OGH 1Ob103/65

OGH1Ob103/6515.6.1965

SZ 38/98

Normen

ABGB §785
ABGB §785

 

Spruch:

Ein Enkel, der selbst durch den lebenden Elternteil vom Pflichtteilsrecht ausgeschlossen ist, kann nicht als Testamentserbe die Anrechnung von Schenkungen auf den Pflichtteil verlangen

Entscheidung vom 15. Juni 1965, 1 Ob 103/65

I. Instanz: Landesgericht Klagenfurt; II. Instanz: Oberlandesgericht Graz

Text

Die Erblasserin Barbara A. setzte in ihrem Testamente vom 2. September 1950 ihren Enkel, den mj.
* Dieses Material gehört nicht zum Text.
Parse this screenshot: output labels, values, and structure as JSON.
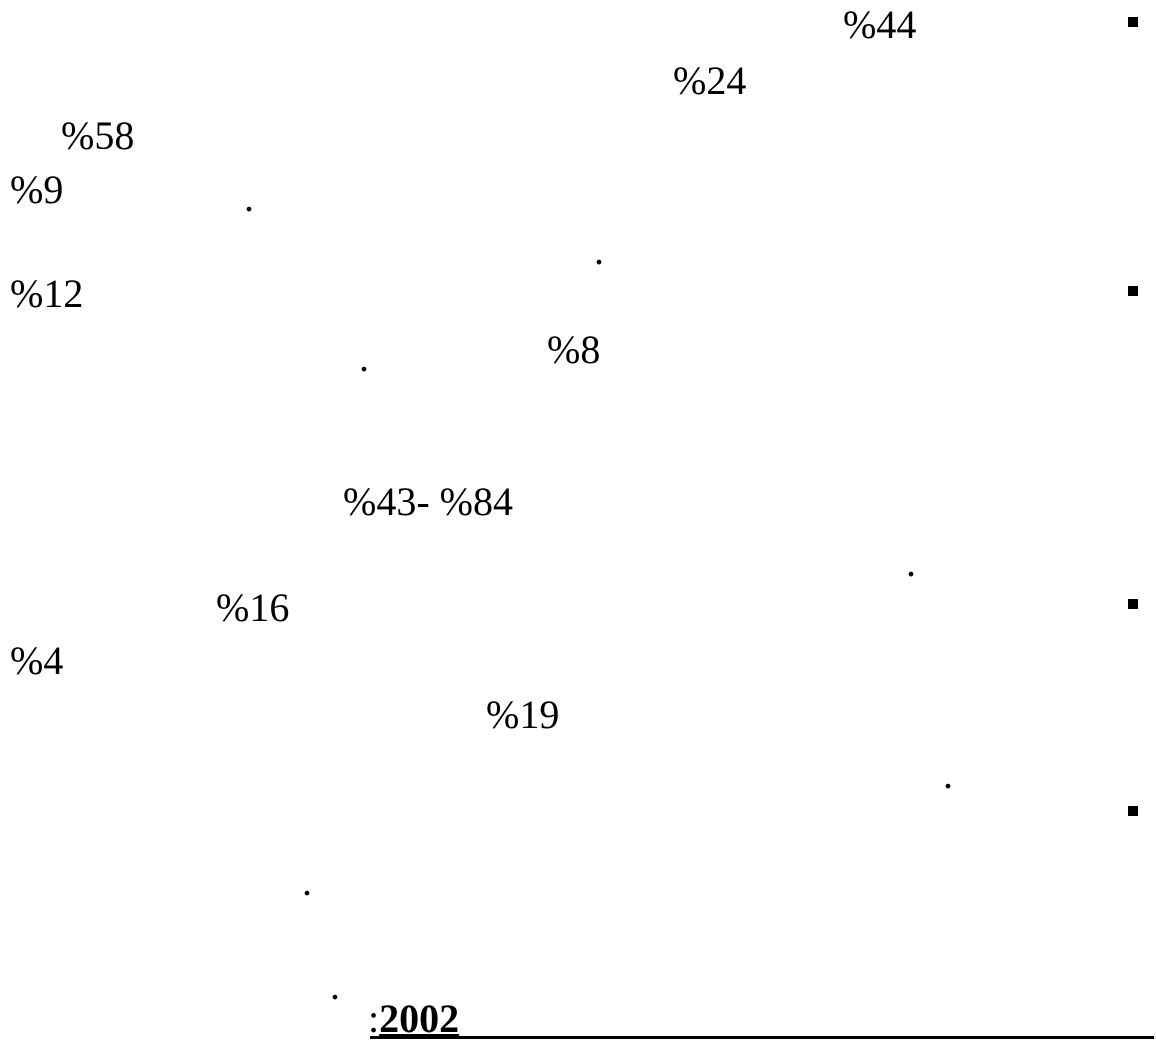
{
  "lines": [
    {
      "id": "p1",
      "text": "%44"
    },
    {
      "id": "p2",
      "text": "%24"
    },
    {
      "id": "p3",
      "text": "%58"
    },
    {
      "id": "p4",
      "text": "%9"
    },
    {
      "id": "p5",
      "text": "%12"
    },
    {
      "id": "p6",
      "text": "%8"
    },
    {
      "id": "p7",
      "text": "%43- %84"
    },
    {
      "id": "p8",
      "text": "%16"
    },
    {
      "id": "p9",
      "text": "%4"
    },
    {
      "id": "p10",
      "text": "%19"
    }
  ],
  "period": ".",
  "footer": {
    "colon": ":",
    "year": "2002"
  }
}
Rudolf A. zum Universalerben ein, seiner Mutter, also ihrer Tochter Emma A. hinterließ sie zur Berichtigung des Pflichtteiles die Fruchtnießung am hinterlassenen unbeweglichen Vermögen bis zur Volljährigkeit des berufenen Erben und den übrigen Kindern (Maria W., Barbara H. und Friederike E.) vermachte sie "ebenfalls zur Pflichtteilsberechtigung" einen Barbetrag von je 6000 S. Der Erbe wurde angewiesen, die Legate binnen Jahresfrist nach dem Ableben der Erblasserin wertgesichert und zinsenlos zu bezahlen; falls die Töchter der Erblasserin wider Erwarten Pflichtteilsansprüche steilen sollten, hätten sie sich alle Vorausempfänge, die sie von der Erblasserin bei Lebzeiten erhalten haben, auf den Pflichtteil anzurechnen.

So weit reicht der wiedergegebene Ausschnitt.